Mary Tedeschi Eberstadt is an American author and a research fellow at Stanford University’s Hoover Institution. She also serves as consulting editor of Policy Review, the Hoover Institution’s bimonthly journal. Her work focuses on issues in American society, culture, and philosophy.
Eberstadt graduated magna cum laude in 1983 from Cornell University, where she was a four-year Telluride Scholar. She is an associate member of the Fellowship of Catholic Scholars.
Throughout her career, Eberstadt has written for a variety of magazines and newspapers, including National Review Online, Policy Review, The Weekly Standard, Commentary, the Wall Street Journal, Los Angeles Times, London Times, and the American Spectator. Her work has also appeared in First Things magazine, where she is a contributing writer.
She is also the author of numerous influential essays, including "Why Ritalin Rules," "Home-Alone America," "Eminem is Right," "How the West Really Lost God," and "Is Food the New Sex?" (Policy Review), and "The Vindication of Humanae Vitae," "How Pedophilia Lost its Cool," and "Christianity Lite (First Things)."

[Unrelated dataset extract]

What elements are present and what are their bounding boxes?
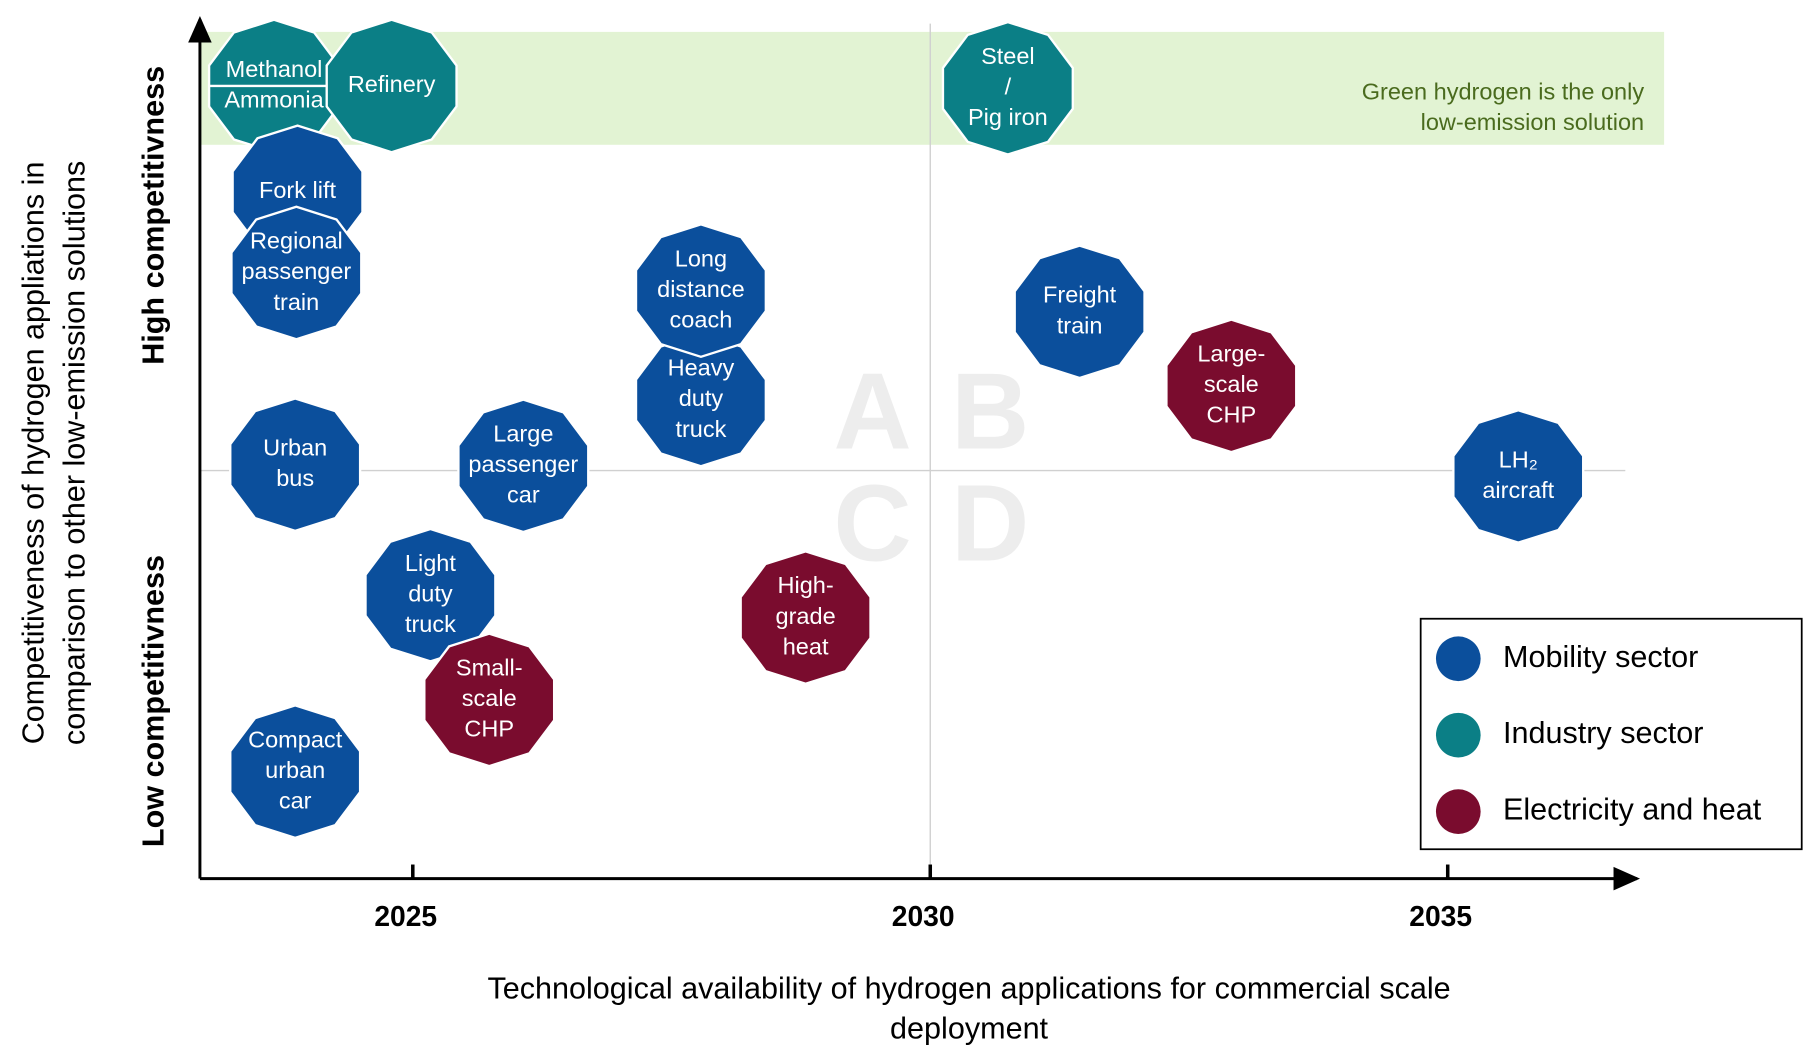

From 1990 to 1998, Eberstadt was executive editor of National Interest magazine. Between 1985 and 1987, she was a member of the Policy Planning Staff at the U.S. State Department and a speechwriter for then Secretary of State George P. Shultz. In 1984-85 she was a special assistant to Ambassador Jeane J. Kirkpatrick. Eberstadt is also a former managing editor of the Public Interest.